There is a really strong connection between this core frontal body emotional intelligence and psychic abilities. This is where I believe the power of precognition comes from, telepathy, intuitive knowing, intuitions, etc. Somatic-therapy provides perhaps one of the best frameworks at developing this intuitive type of intelligence.

Keeping in line with awareness, curiosity is paramount. You have to be curious about yourself in order to bring awareness to those inner core feelings and intelligence. He told me a story of how this Noble prize winning chemist at Harvard insisted on teaching the Intro Chem classes. He would drop in on students in labs and ask them what they thought was going on in their experiments. He wasn’t looking to see if they were doing it right though, what the was interested in was how people thought. He could care less about their conclusions, he was using his students to learn about how they learn, how they are self aware, and how they develop intelligence. He then used this knowledge to improve himself. For this is where he saw true intelligence lay, and that is in integrating as many different ways that people learn so he himself could learn and operate better.

My therapist said he can very quickly tell how intelligent someone is.

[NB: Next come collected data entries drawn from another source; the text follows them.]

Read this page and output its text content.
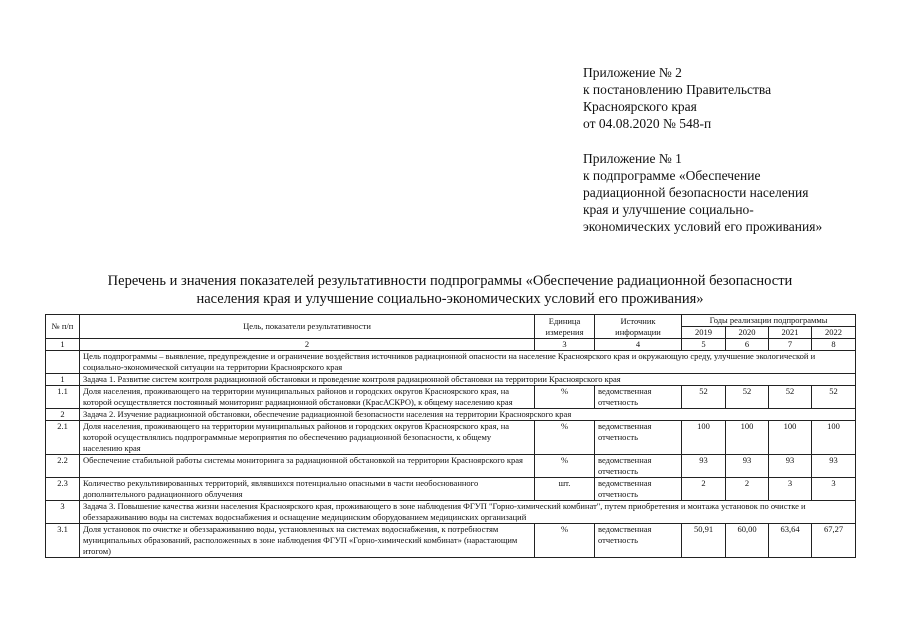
Приложение № 2
к постановлению Правительства
Красноярского края
от 04.08.2020 № 548-п
Приложение № 1
к подпрограмме «Обеспечение
радиационной безопасности населения
края и улучшение социально-
экономических условий его проживания»
Перечень и значения показателей результативности подпрограммы «Обеспечение радиационной безопасности
населения края и улучшение социально-экономических условий его проживания»
№ п/п	Цель, показатели результативности	Единица измерения	Источник информации	Годы реализации подпрограммы			
				2019	2020	2021	2022
1	2	3	4	5	6	7	8
	Цель подпрограммы – выявление, предупреждение и ограничение воздействия источников радиационной опасности на население Красноярского края и окружающую среду, улучшение экологической и социально-экономической ситуации на территории Красноярского края						
1	Задача 1. Развитие систем контроля радиационной обстановки и проведение контроля радиационной обстановки на территории Красноярского края						
1.1	Доля населения, проживающего на территории муниципальных районов и городских округов Красноярского края, на которой осуществляется постоянный мониторинг радиационной обстановки (КрасАСКРО), к общему населению края	%	ведомственная отчетность	52	52	52	52
2	Задача 2. Изучение радиационной обстановки, обеспечение радиационной безопасности населения на территории Красноярского края						
2.1	Доля населения, проживающего на территории муниципальных районов и городских округов Красноярского края, на которой осуществлялись подпрограммные мероприятия по обеспечению радиационной безопасности, к общему населению края	%	ведомственная отчетность	100	100	100	100
2.2	Обеспечение стабильной работы системы мониторинга за радиационной обстановкой на территории Красноярского края	%	ведомственная отчетность	93	93	93	93
2.3	Количество рекультивированных территорий, являвшихся потенциально опасными в части необоснованного дополнительного радиационного облучения	шт.	ведомственная отчетность	2	2	3	3
3	Задача 3. Повышение качества жизни населения Красноярского края, проживающего в зоне наблюдения ФГУП "Горно-химический комбинат", путем приобретения и монтажа установок по очистке и обеззараживанию воды на системах водоснабжения и оснащение медицинским оборудованием медицинских организаций						
3.1	Доля установок по очистке и обеззараживанию воды, установленных на системах водоснабжения, к потребностям муниципальных образований, расположенных в зоне наблюдения ФГУП «Горно-химический комбинат» (нарастающим итогом)	%	ведомственная отчетность	50,91	60,00	63,64	67,27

If he comes across a person who thinks they know everything and isn’t interested in how HE thinks then he knows they are not very intelligent for they have very little capability of true intelligent growth. However when he does come across a person interested in “how” HE thinks he realizes he has met an intelligent person. It is the differences among us that lead to a self reflective process which increases personal self centered awareness.

This is why diversity of thought, intelligence is so important. It gives rise to greater awareness, creativity and evolvement/ spiritual growth. This was another very profound “mind blown” session. This is really cool stuff. Oh yea my therapist went to Harvard for some 10 years, but only was enrolled for 4. He spent 6 years bumming around talking to students finding out about good instructors and then dropping in on classes for free. He was there in the early 1970’s at the time that BF skinner was there (famous behaviour psychologist), Herbert Benson (famous mediation guy who studied Tibetan Buddhist monks) as well as the guy who was making LSD, and many others. He knew a lot of these gentlemen.